À LA DEUXIÈME ÉDITION ANGLAISE


Depuis la publication de la première édition de cet ouvrage en 1871, j’ai pu y faire des corrections importantes. Après l’épreuve du feu, par laquelle ce livre a passé, je me suis appliqué à profiter des critiques qui me semblaient avoir quelque fondement. Un grand nombre de correspondants m’ont également communiqué une foule si étonnante d’observations et de faits nouveaux, que je ne pouvais en signaler que les plus importants. La liste de ces nouvelles observations et des corrections les plus importantes qui sont entrées dans la présente édition se trouve ci-après. De nouveaux dessins faits d’après nature par M. T. W. Wood ont également remplacé quatre figures de la première édition et quelques nouvelles gravures y ont été ajoutées.
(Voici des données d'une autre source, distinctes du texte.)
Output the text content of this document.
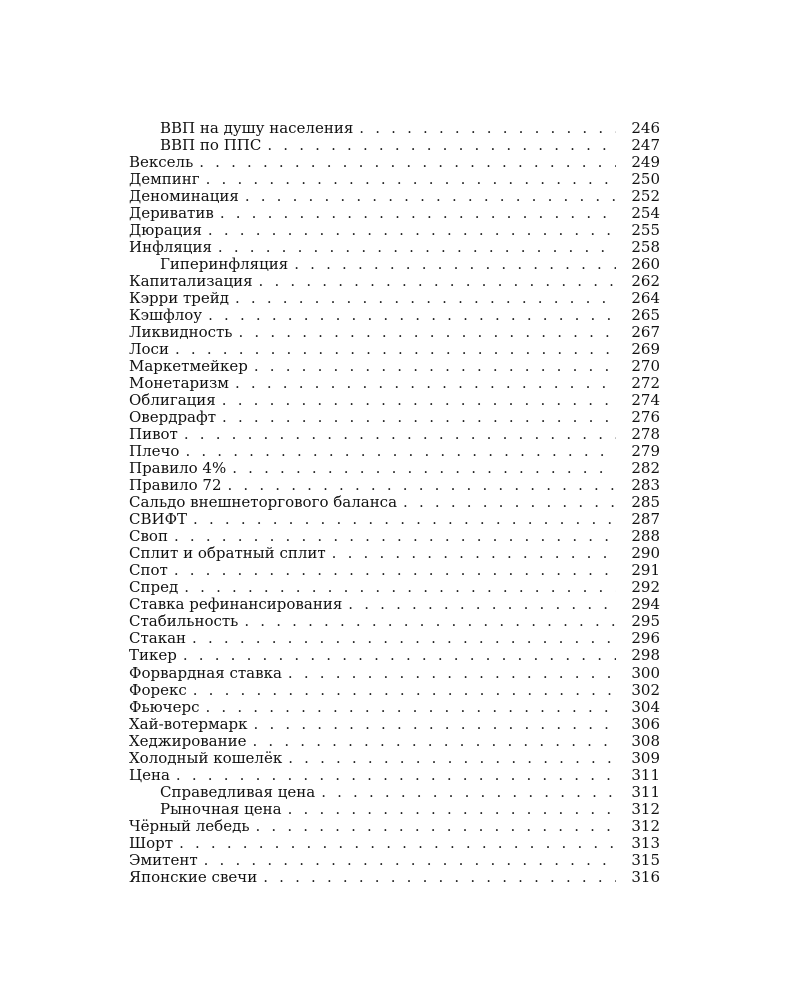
ВВП на душу населения . . .	246
ВВП по ППС . . .	247
Вексель . . .	249
Демпинг . . .	250
Деноминация . . .	252
Дериватив . . .	254
Дюрация . . .	255
Инфляция . . .	258
Гиперинфляция . . .	260
Капитализация . . .	262
Кэрри трейд . . .	264
Кэшфлоу . . .	265
Ликвидность . . .	267
Лоси . . .	269
Маркетмейкер . . .	270
Монетаризм . . .	272
Облигация . . .	274
Овердрафт . . .	276
Пивот . . .	278
Плечо . . .	279
Правило 4% . . .	282
Правило 72 . . .	283
Сальдо внешнеторгового баланса . . .	285
СВИФТ . . .	287
Своп . . .	288
Сплит и обратный сплит . . .	290
Спот . . .	291
Спред . . .	292
Ставка рефинансирования . . .	294
Стабильность . . .	295
Стакан . . .	296
Тикер . . .	298
Форвардная ставка . . .	300
Форекс . . .	302
Фьючерс . . .	304
Хай-вотермарк . . .	306
Хеджирование . . .	308
Холодный кошелёк . . .	309
Цена . . .	311
Справедливая цена . . .	311
Рыночная цена . . .	312
Чёрный лебедь . . .	312
Шорт . . .	313
Эмитент . . .	315
Японские свечи . . .	316
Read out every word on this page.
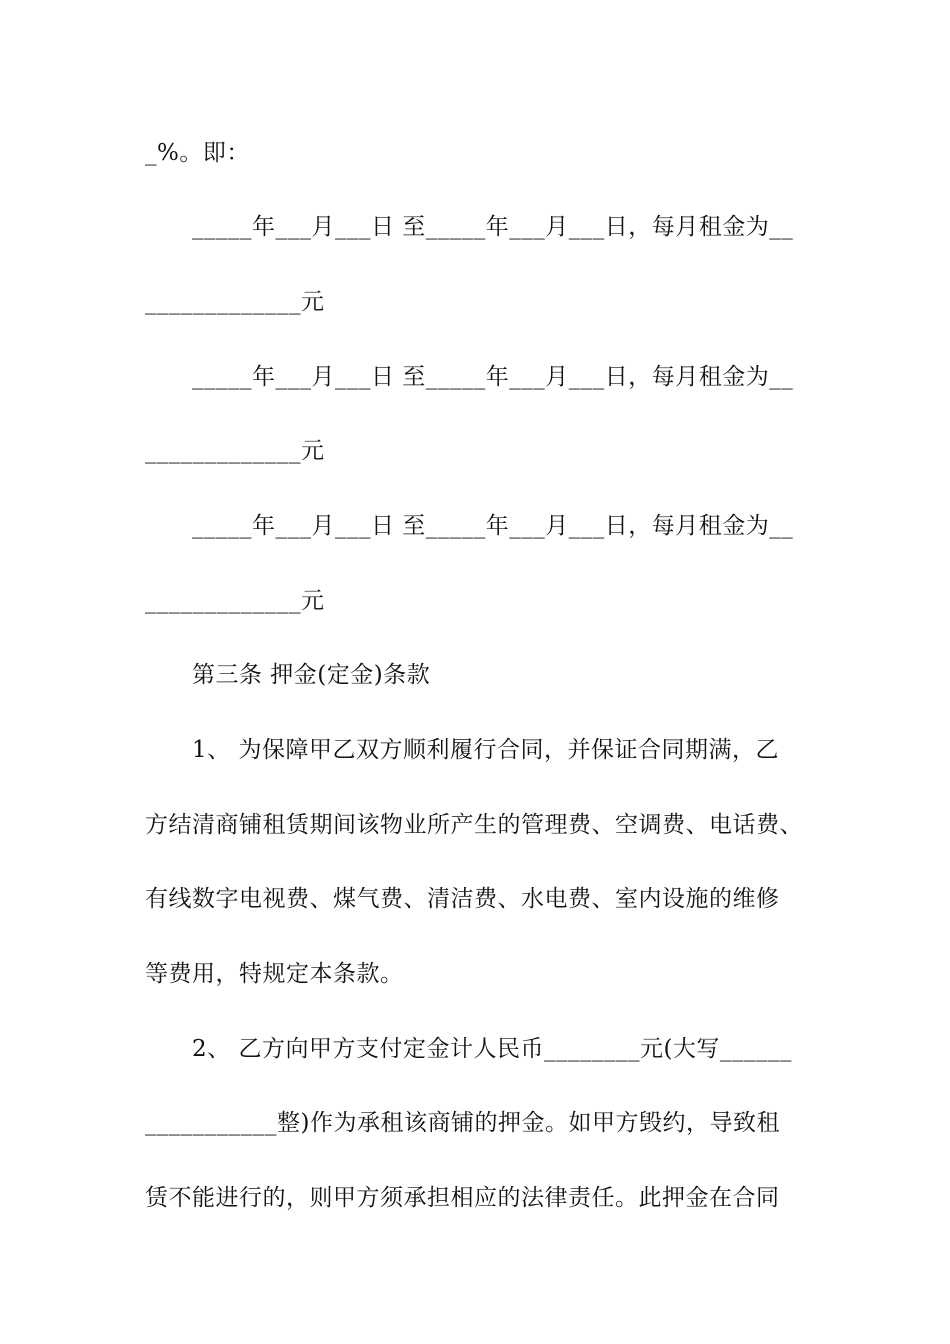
_%。即：
_____年___月___日 至_____年___月___日，每月租金为__
_____________元
_____年___月___日 至_____年___月___日，每月租金为__
_____________元
_____年___月___日 至_____年___月___日，每月租金为__
_____________元
第三条 押金(定金)条款
1、 为保障甲乙双方顺利履行合同，并保证合同期满，乙
方结清商铺租赁期间该物业所产生的管理费、空调费、电话费、
有线数字电视费、煤气费、清洁费、水电费、室内设施的维修
等费用，特规定本条款。
2、 乙方向甲方支付定金计人民币________元(大写______
___________整)作为承租该商铺的押金。如甲方毁约，导致租
赁不能进行的，则甲方须承担相应的法律责任。此押金在合同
J’appelle l’attention du lecteur sur les observations qui m’ont été communiquées par M. le professeur Huxley. Ces observations se trouvent en Supplément à la fin de la 1re partie (page 219), et traitent des différences du cerveau de l’homme, comparé aux cerveaux des singes supérieurs. Ces observations ont d’autant plus d’à-propos que depuis quelques années diverses publications populaires ont grandement exagéré l’importance de cette question.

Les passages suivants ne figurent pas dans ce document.